Download Client Alert: Senate Finds Compromise on South Carolina Tort Claims Act Bill
As previously reported on January 24, 2019, which you can find here, Bill S0007 was pre-filed before the current legislative session. That Bill sought to more than triple the liability limits under the South Carolina Tort Claims Act. After much debate, the South Carolina Senate, by a vote of 38 to 3, approved a compromise to the original Bill that now almost doubles the potential recovery for plaintiffs who suffer injury or death by a governmental agency (https://www.scstatehouse.gov/sess123_2019-2020/bills/7.htm).
While the original Bill filed by Senator Gerald Malloy, a trial attorney, would have raised the limits to $1 million per person and $2 million per occurrence, the compromise Bill calls for an increase in limits to $500,000 per person from a single occurrence and $1 million per occurrence regardless of the number of agencies or political subdivisions or claims or actions involved.
A provision in the original Bill that required the limits to be adjusted annually in accordance with the Consumer Price Index was removed. Additionally, the original Bill sought to delete Section 15-78-120(c), which is the good faith affirmation by an attorney or party who files a pleading, motion, or other paper. That section, which has been as an important enforcement tool to combat frivolous claims and filings, remains part of the Bill.

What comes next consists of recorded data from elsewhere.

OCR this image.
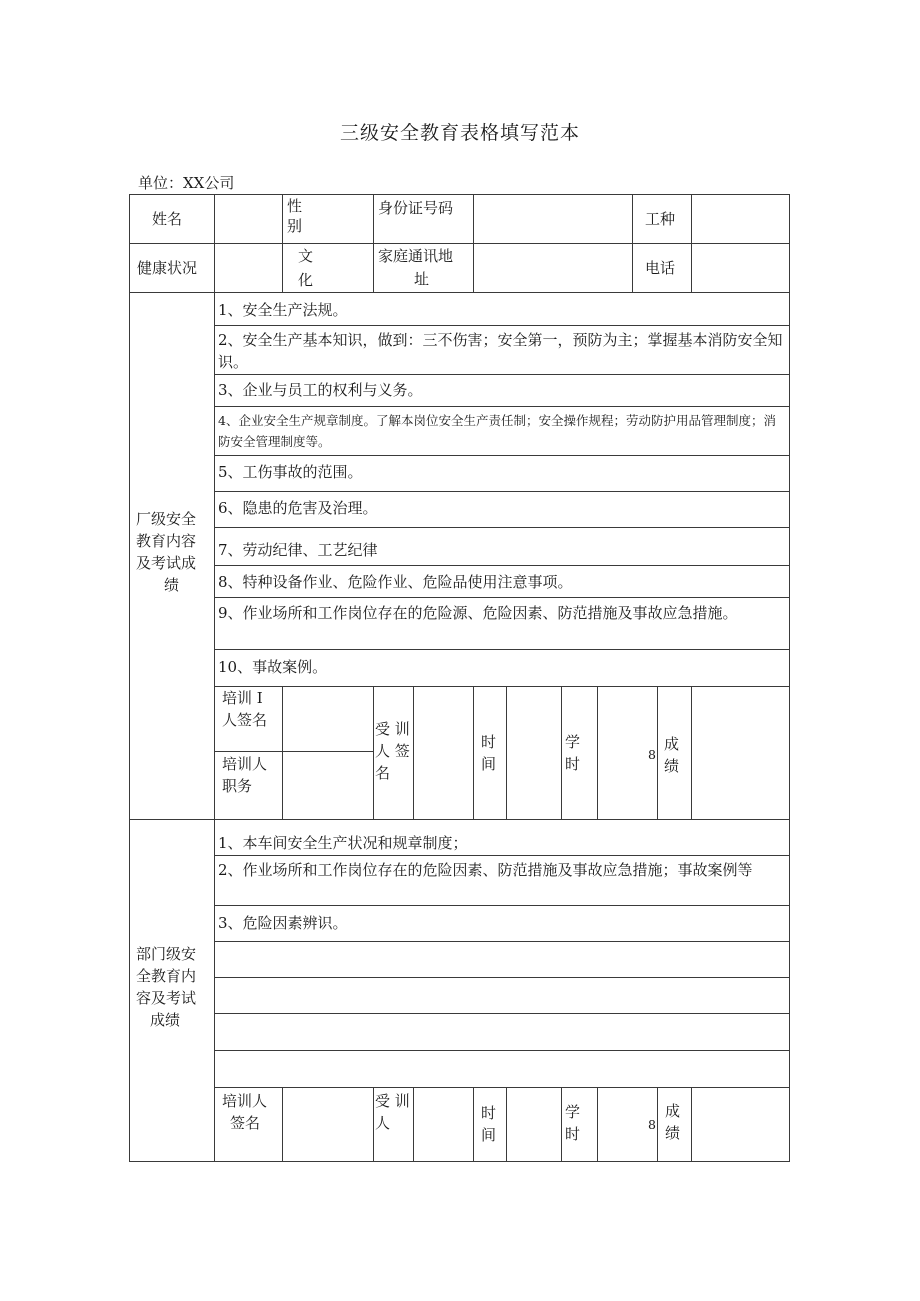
三级安全教育表格填写范本
单位：XX公司
姓名
性
别
身份证号码
工种
健康状况
文
化
家庭通讯地
址
电话
厂级安全
教育内容
及考试成
绩
1、安全生产法规。
2、安全生产基本知识，做到：三不伤害；安全第一，预防为主；掌握基本消防安全知识。
3、企业与员工的权利与义务。
4、企业安全生产规章制度。了解本岗位安全生产责任制；安全操作规程；劳动防护用品管理制度；消防安全管理制度等。
5、工伤事故的范围。
6、隐患的危害及治理。
7、劳动纪律、工艺纪律
8、特种设备作业、危险作业、危险品使用注意事项。
9、作业场所和工作岗位存在的危险源、危险因素、防范措施及事故应急措施。
10、事故案例。
培训 I
人签名
培训人
职务
受 训
人 签
名
时
间
学
时
8
成
绩
部门级安
全教育内
容及考试
成绩
1、本车间安全生产状况和规章制度；
2、作业场所和工作岗位存在的危险因素、防范措施及事故应急措施；事故案例等
3、危险因素辨识。
培训人
签名
受 训
人
时
间
学
时
8
成
绩
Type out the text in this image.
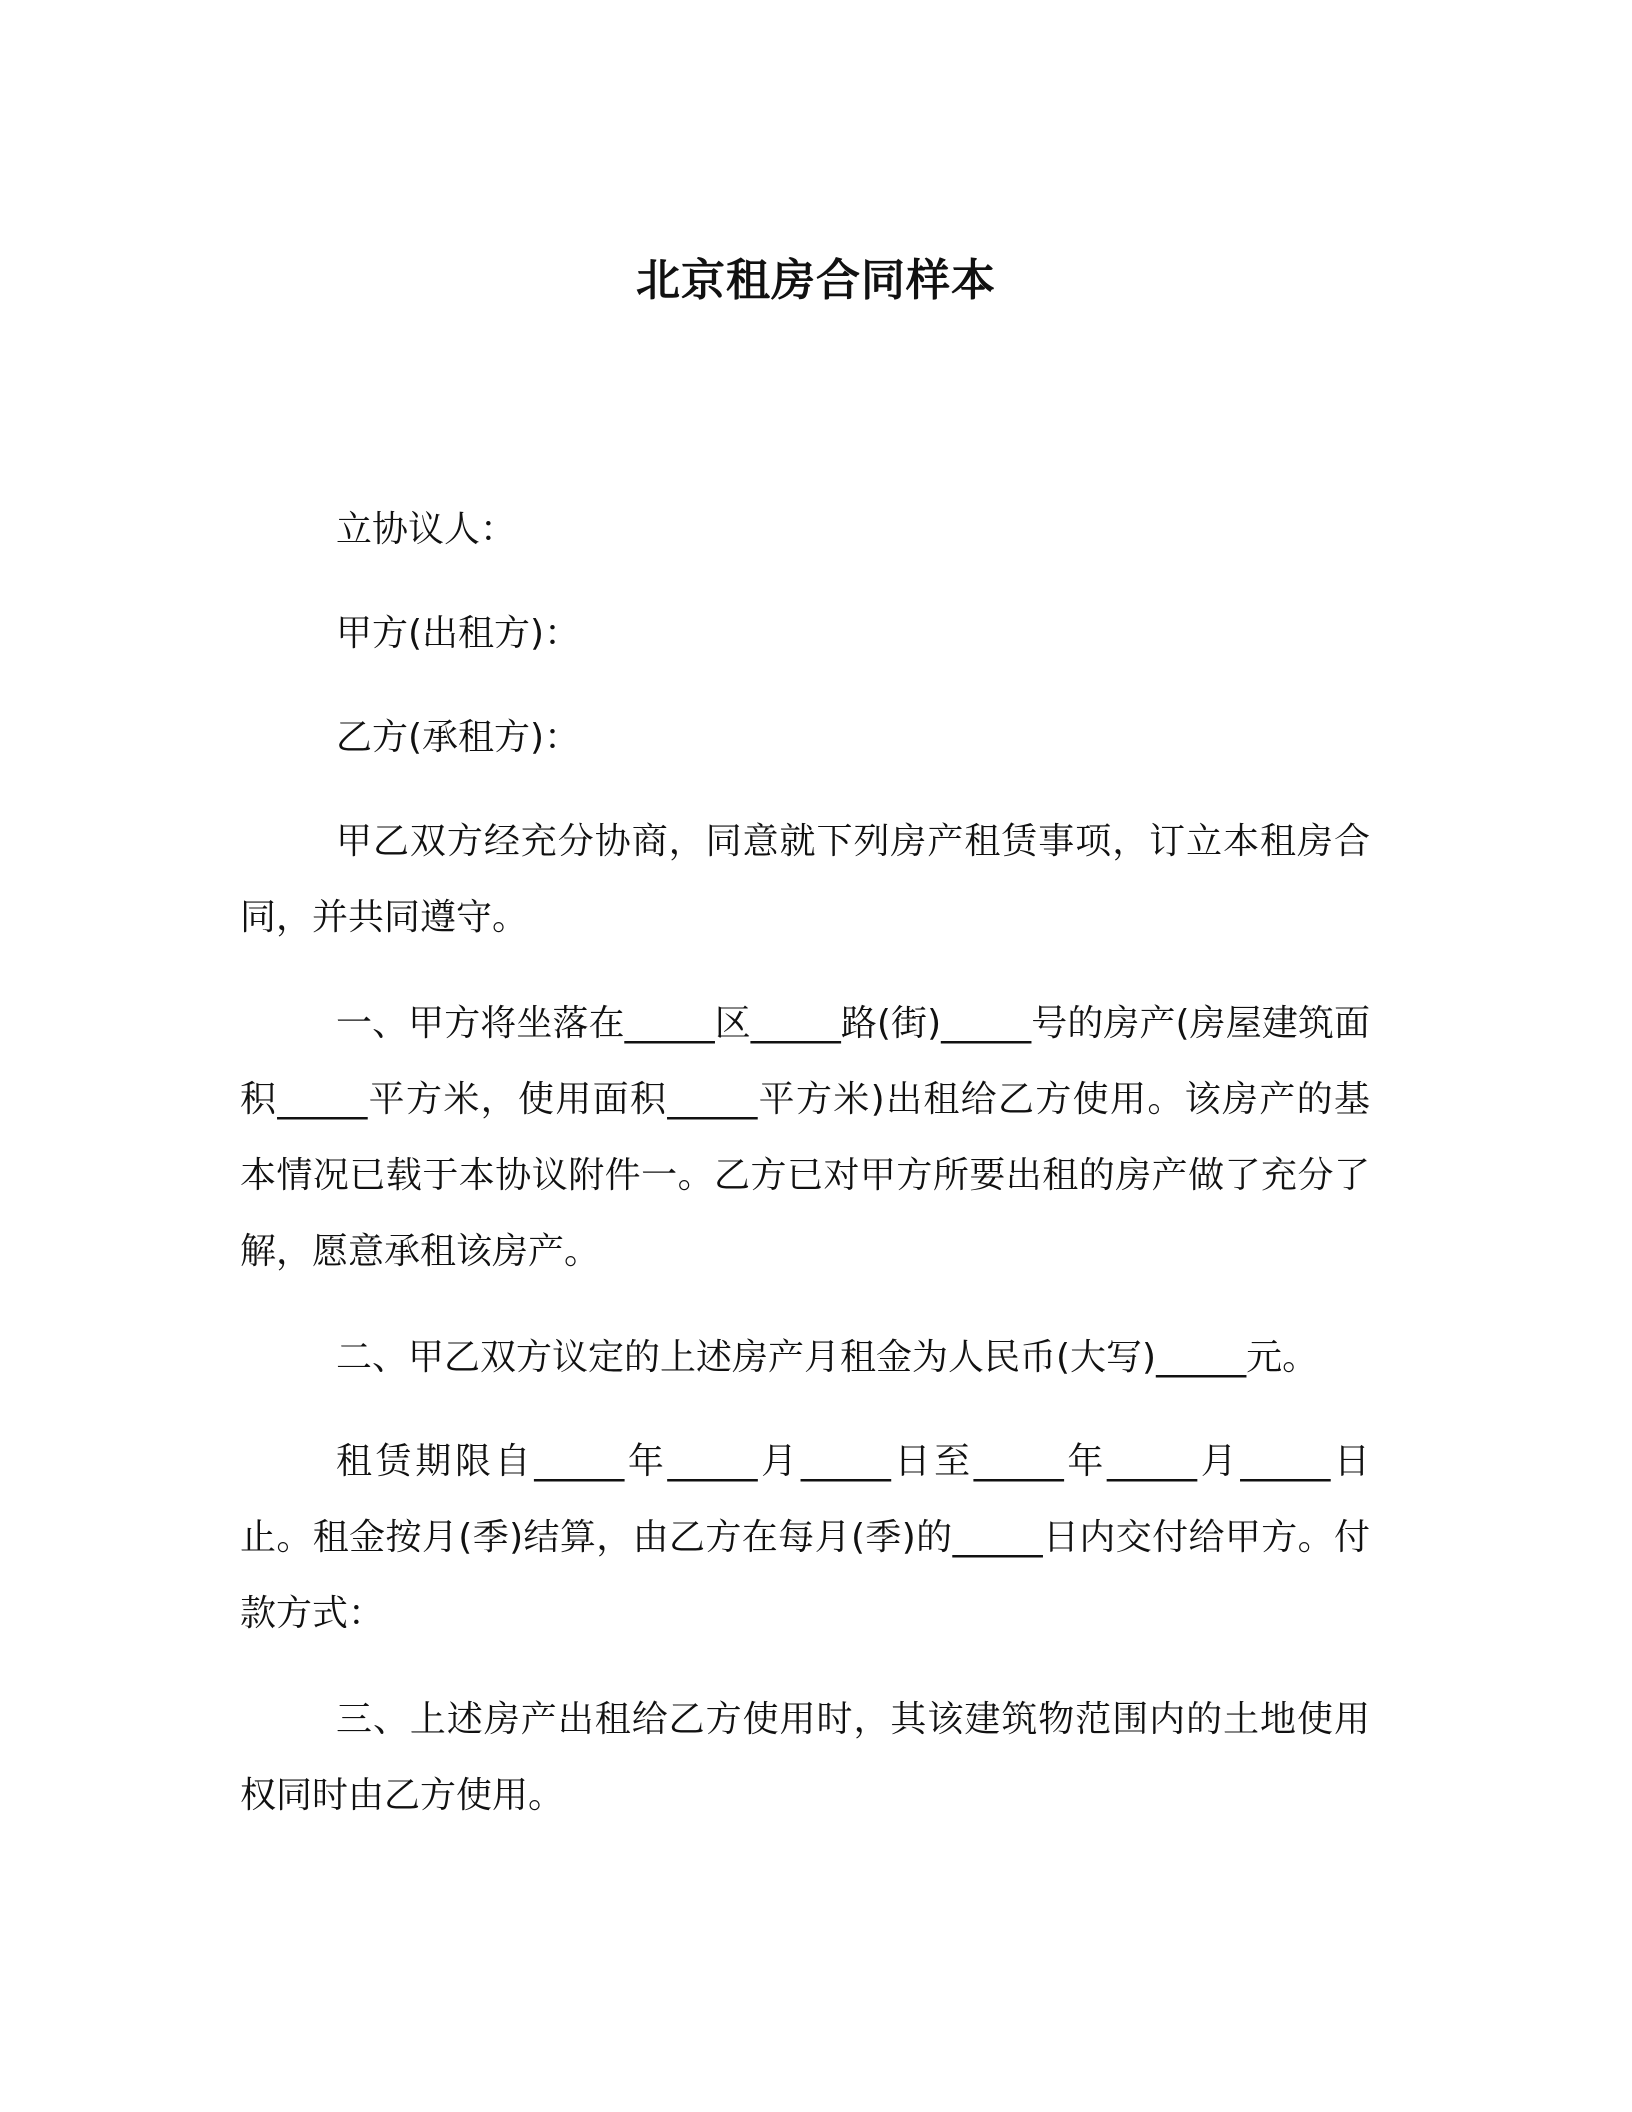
北京租房合同样本

立协议人：

甲方(出租方)：

乙方(承租方)：

甲乙双方经充分协商，同意就下列房产租赁事项，订立本租房合同，并共同遵守。

一、甲方将坐落在_____区_____路(街)_____号的房产(房屋建筑面积_____平方米，使用面积_____平方米)出租给乙方使用。该房产的基本情况已载于本协议附件一。乙方已对甲方所要出租的房产做了充分了解，愿意承租该房产。

二、甲乙双方议定的上述房产月租金为人民币(大写)_____元。

租赁期限自_____年_____月_____日至_____年_____月_____日止。租金按月(季)结算，由乙方在每月(季)的_____日内交付给甲方。付款方式：

三、上述房产出租给乙方使用时，其该建筑物范围内的土地使用权同时由乙方使用。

The Bill passed the Senate the day before the South Carolina General Assembly’s cross over deadline, which says a bill must pass either the House or the Senate to be considered by the other chamber with less than a two-thirds vote. In other words, if a bill does not “cross over” to the other chamber, the bill must receive a two-thirds vote to be considered.
The Senate Bill S00007 now heads to the House Commit-tee on Ways and Means, which is chaired by Representative G. Murrell Smith, Jr., also a trial attorney.